Toni ad. Contributed photo


Meanwhile, my dad was still washing his hair with “rain water” which we religiously saved with every rainfall throughout the spring, summer and fall (and yes, we melted snow in the winter) and religiously heated it up on the stove in a big kettle. Because that’s what you did in the ‘50s, ‘60s and the ‘70s. He said that rainwater was the healthiest thing there was for hair and you didn’t need another thing. No magical solution needed for him.

And while dad was satisfied with hot rain water, we eventually moved on to electric rolls and hair dryers at home (of all things!). No more sleeping on rollers. Yes, manufacturers in the hair industry were busy providing anything and everything it took for a new hair trend or era. There were even hair permanents for men. If you had curly hair, well, there was straightener. If you wanted your hair more blonde, there was Sun-In. If you wanted curls, well, those home perms were still around. If you wanted long hair, there was growing serum. If you wanted short hair, but also wanted long hair, there was a wig for you.
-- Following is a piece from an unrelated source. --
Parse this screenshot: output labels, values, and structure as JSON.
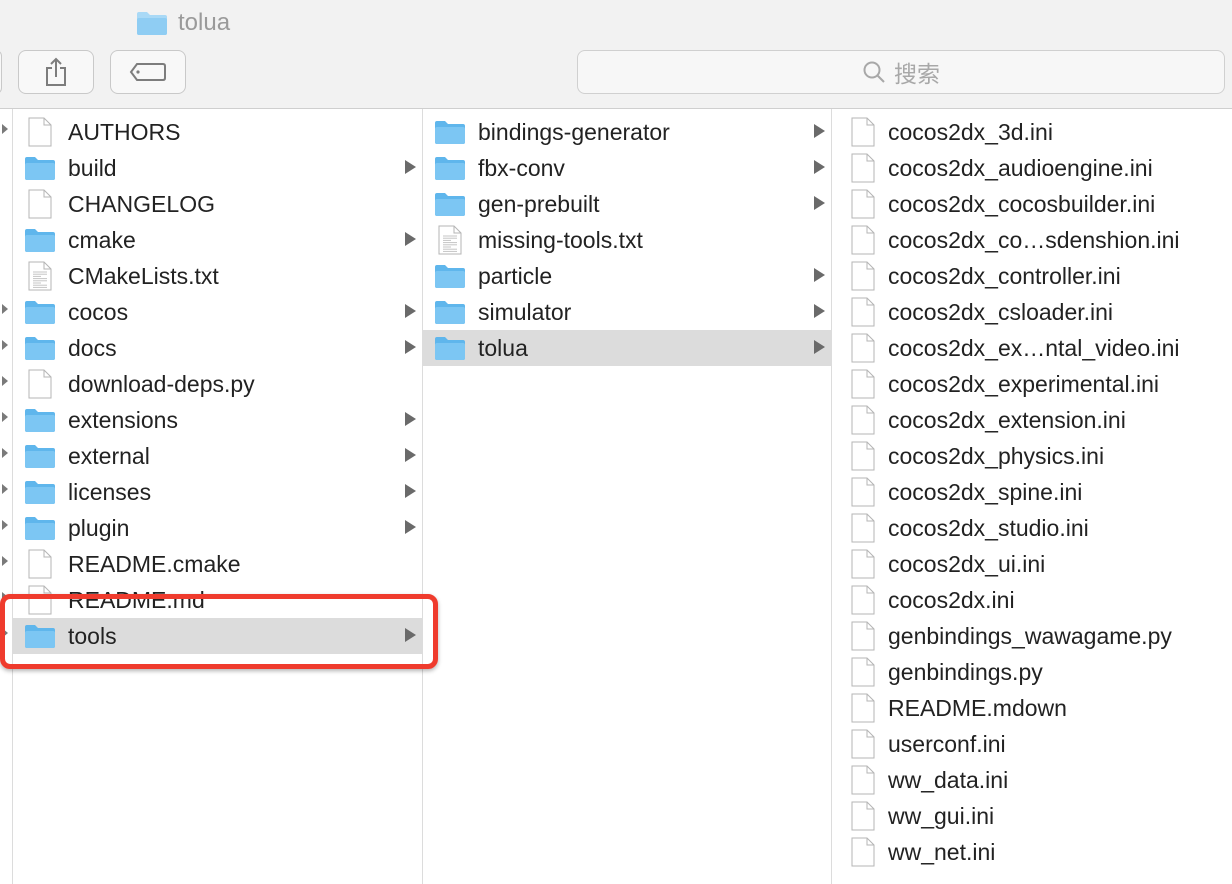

Hair. There’s even a Broadway musical about it. Whatever the case, and whatever direction your hair has blown in the wind, when you look at your senior portrait you know full well what was hip and what was a-happenin’…and what it took to get there.

* https://en.wikipedia.org/wiki/Brylcreem. Brylcreem is a British brand of hair styling products for men, first created in 1928. The cream is an emulsion of water and mineral oil established in beeswax.

** https://en.wikipedia.org/wiki/Perm_(hairstyle). The creation of the Toni Home Permanent Kit opened the door for women to get a “professional wave” at home. The other professional brand was Lilt, created by soap king Procter & Gamble. In 1938, Arnold F. Willat invented the cold wave, the precursor to the modern perm. It used no machines and no heat. The hair was wrapped on rods and a reduction lotion containing ammonium thio-glycolate was applied. In the 1970s acid perms were invented.